Massage Percussion for Passage of Urolithiasis Fragments After Ureteroscopy.

May 22, 2025 updated by: Ryan Hsi, Vanderbilt University Medical Center

Massage Percussion Therapy for Passage of Urolithiasis Fragments After Ureteroscopy

Flexible ureteroscopy is characterized as first-line therapy for renal stones < 2 cm in size. Stones are commonly treated with dusting or fragmentation techniques which requires passage of stone fragments after surgery. Quoted stone free rate after flexible ureteroscopy is approximately 40-60% with a dusting technique. Residual fragments are often under 1mm in size and can layer in the lower pole of the kidney, complicating spontaneous stone passage. Improving the stone free rate after surgery decreases the need for secondary surgeries and decreases risk of future stone events.

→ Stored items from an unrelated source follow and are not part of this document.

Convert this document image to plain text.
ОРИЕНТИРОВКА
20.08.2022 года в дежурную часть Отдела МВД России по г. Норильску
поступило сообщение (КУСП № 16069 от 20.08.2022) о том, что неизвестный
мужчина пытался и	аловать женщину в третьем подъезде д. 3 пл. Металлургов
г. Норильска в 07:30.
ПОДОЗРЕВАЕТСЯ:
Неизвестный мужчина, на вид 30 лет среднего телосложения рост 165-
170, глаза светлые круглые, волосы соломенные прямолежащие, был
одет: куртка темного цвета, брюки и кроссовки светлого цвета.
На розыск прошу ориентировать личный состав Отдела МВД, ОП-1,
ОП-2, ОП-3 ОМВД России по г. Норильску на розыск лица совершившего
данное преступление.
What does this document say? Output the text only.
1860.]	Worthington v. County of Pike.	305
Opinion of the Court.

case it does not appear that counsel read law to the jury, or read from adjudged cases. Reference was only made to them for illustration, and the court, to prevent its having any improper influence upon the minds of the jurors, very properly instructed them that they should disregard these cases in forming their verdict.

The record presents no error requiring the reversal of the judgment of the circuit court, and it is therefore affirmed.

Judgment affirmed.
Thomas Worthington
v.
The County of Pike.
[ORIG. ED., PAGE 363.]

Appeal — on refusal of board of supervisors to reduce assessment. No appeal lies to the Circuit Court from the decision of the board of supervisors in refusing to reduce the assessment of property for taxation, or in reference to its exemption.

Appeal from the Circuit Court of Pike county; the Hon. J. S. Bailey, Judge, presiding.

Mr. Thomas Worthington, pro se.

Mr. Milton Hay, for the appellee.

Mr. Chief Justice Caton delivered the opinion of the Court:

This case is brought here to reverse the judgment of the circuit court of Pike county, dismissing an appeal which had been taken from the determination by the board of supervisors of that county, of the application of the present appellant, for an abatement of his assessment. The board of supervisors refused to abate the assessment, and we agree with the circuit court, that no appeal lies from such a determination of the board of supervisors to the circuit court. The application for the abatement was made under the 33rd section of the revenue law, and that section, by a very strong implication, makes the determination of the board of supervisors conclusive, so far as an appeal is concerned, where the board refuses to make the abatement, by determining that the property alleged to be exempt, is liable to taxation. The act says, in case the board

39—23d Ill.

Numerous techniques have been proposed to increase stone passage including positional changes and percussion therapy. To date, there is overall limited data a lack of techniques that can be readily available in the outpatient setting, easily added to scheduled appointments, reproducible results and well tolerated by patients.

Study Overview

Status

Terminated

Conditions

Intervention / Treatment

Detailed Description

Researchers in China have developed a proprietary oscillation machine to be used in an outpatient setting. The External Physical Vibration Lithecbole (EPVL) is used to provide vibration after stone fragmentation to facilitate movement of fragments into a more favorable orientation for stone passage. After extracorporeal shockwave lithotripsy and ureteroscopy, use of EPVL after surgery has been shown to increase stone free rate.

Chest percussion for cystic fibrosis patients has been adapted for use after ureteroscopy. After undergoing extracorporeal shockwave lithotripsy, patients are placed in a percussion physiotherapy vest, given diuretics and positioned in Trendelenburg. Imaging obtained before and after percussion demonstrates successful stone movement and increases stone free rates in several different protocols compared to patients who do not receive percussive therapy.

Percussion therapy is clearly effective to improve stone free rates after ureteroscopy and is effective regardless of technique, protocol, or percussive device. However, proposed techniques with EPVL and chest physiotherapy vests can be expensive, cumbersome and require specialty equipment. In addition, proposed equipment in prior studies is not readily available in outpatient clinics.

Study Type

Interventional

Enrollment (Actual)

13

Phase

  • Not Applicable

Contacts and Locations

This section provides the contact details for those conducting the study, and information on where this study is being conducted.

Study Locations

  • Canada
      • Montréal, Canada
        • University of Montreal

Participation Criteria

Researchers look for people who fit a certain description, called eligibility criteria. Some examples of these criteria are a person's general health condition or prior treatments.

Eligibility Criteria

Ages Eligible for Study

  • Adult
  • Older Adult

Accepts Healthy Volunteers

Yes

Description

Inclusion Criteria:

  • Any patient after treatment of renal stones with ureteroscopy during which residual stone fragments (less than 2mm by surgeon estimation) is left in the kidney.
  • Must be 18 years or older
  • Must be able to give consent
  • Preoperative abdominal CT

Exclusion Criteria:

  • On pharmacologic anticoagulation. Aspirin up to 81mg will be allowed.
  • Cannot tolerate flank, prone or Trendelenburg position.
  • Cannot tolerate percussion.
  • History of acute rib fractures or osteopenia/osteoporosis.
  • Any patient who is on a fluid intake restriction.
  • Pregnancy
  • Untreated UTI
  • History of struvite stones
  • Requiring a planned secondary stone procedure within 90 days
  • If stent must stay in longer than 10 days
  • Ureteral stones (without renal stones)

Study Plan

This section provides details of the study plan, including how the study is designed and what the study is measuring.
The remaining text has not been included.